Erziehungsprobleme !?

Auch Maries 14jähriger Sohn Ray scheint die Staatsanwälte immer wieder zu Spekulationen anzuregen. Ob Sie Probleme mit der Erziehung habe und ob sie ihn schlagen würde? Die Antwort auf diese Frage verweigerte Marie nach Rücksprache mit ihrem Rechtsanwalt, der sie als Nebenklägerin in diesem Verfahren unterstützt.
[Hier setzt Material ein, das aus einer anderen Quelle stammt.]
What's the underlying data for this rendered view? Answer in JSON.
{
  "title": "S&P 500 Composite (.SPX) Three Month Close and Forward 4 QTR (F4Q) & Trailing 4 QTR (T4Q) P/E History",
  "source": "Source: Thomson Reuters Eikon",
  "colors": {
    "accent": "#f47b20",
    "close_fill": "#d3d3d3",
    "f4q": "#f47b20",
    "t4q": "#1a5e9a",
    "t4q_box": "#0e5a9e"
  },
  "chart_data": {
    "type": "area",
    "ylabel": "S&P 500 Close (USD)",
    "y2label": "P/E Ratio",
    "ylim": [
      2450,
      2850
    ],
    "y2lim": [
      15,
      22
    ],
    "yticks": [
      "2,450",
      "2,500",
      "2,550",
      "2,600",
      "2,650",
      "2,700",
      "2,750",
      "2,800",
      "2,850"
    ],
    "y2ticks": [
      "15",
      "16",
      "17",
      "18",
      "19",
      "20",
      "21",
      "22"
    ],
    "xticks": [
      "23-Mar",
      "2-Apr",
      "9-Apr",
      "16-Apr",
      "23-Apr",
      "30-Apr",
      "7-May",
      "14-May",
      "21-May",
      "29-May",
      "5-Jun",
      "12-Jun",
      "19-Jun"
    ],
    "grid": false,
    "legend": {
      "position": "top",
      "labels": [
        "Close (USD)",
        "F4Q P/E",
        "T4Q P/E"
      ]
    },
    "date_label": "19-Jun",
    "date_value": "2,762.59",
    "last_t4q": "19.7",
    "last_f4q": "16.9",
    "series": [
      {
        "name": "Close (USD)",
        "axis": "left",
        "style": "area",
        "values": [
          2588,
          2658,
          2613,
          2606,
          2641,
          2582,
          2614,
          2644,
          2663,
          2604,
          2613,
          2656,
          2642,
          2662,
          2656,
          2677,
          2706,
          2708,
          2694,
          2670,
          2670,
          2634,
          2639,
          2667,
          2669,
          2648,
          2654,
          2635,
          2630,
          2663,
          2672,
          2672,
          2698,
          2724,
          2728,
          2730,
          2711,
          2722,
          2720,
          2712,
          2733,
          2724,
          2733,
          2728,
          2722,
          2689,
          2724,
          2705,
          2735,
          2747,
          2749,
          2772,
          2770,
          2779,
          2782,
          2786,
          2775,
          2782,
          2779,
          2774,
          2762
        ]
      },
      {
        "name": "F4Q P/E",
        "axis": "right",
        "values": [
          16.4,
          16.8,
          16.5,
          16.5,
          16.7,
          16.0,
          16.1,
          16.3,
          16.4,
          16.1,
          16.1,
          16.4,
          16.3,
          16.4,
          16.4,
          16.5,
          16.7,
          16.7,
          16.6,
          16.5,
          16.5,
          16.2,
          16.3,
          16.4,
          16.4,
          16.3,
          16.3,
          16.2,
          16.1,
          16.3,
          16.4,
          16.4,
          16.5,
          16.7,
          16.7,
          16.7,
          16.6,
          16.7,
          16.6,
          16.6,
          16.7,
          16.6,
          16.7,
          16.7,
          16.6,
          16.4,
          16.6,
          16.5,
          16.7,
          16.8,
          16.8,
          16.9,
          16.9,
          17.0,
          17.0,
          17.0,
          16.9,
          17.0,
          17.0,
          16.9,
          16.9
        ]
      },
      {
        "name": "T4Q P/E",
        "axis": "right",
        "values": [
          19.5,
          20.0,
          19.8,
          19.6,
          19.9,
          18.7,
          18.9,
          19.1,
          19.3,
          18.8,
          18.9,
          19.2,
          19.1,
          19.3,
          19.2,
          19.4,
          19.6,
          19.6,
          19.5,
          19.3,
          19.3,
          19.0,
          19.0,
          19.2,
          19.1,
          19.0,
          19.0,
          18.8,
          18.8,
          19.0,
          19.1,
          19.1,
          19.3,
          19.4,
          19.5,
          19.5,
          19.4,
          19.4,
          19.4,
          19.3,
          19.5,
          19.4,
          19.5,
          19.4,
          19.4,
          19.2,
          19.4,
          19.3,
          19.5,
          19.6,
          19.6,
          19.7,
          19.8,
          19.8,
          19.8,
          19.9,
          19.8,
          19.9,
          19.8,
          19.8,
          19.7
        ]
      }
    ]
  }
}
Rays Schwierigkeiten mit den Betreuern von der Diakonie waren ebenfalls Thema der Befragung. Immer wieder wurde er - ob zu Recht oder Unrecht - für Streiche im Haus verantwortlich gemacht. So war er es, der an Sylvester durch einen Böller den Rauchmelder im haus auslöste, wodurch Marie erst erfahren hatte, das es eine solche Alarmvorrichtung in der Hafenstraße 52 überhaupt gibt. Es ging auch um Wandkritzeleien unddie Beschädigung von Zetteln am Büro. Was all dies mit dem Brand zu tun haben soll, blieb im Dunkeln.

Die gemeinsame Erklärung

Die Erklärung der Flüchtlinge, in der sie eine Täterschaft Safwans bestreiten und die einseitigen Ermittlungen kritisieren, ist auch von Marie unterschrieben worden. Wer diese verfaßt habe, wollten die Staatsanwälte von ihr wissen. Die Antwort, daß Antirassisten aus Hamburg die Ideen und Forderungen der Flüchtlinge lediglich aufgeschrieben haben, schien sie allerdings nicht zu befriedigen.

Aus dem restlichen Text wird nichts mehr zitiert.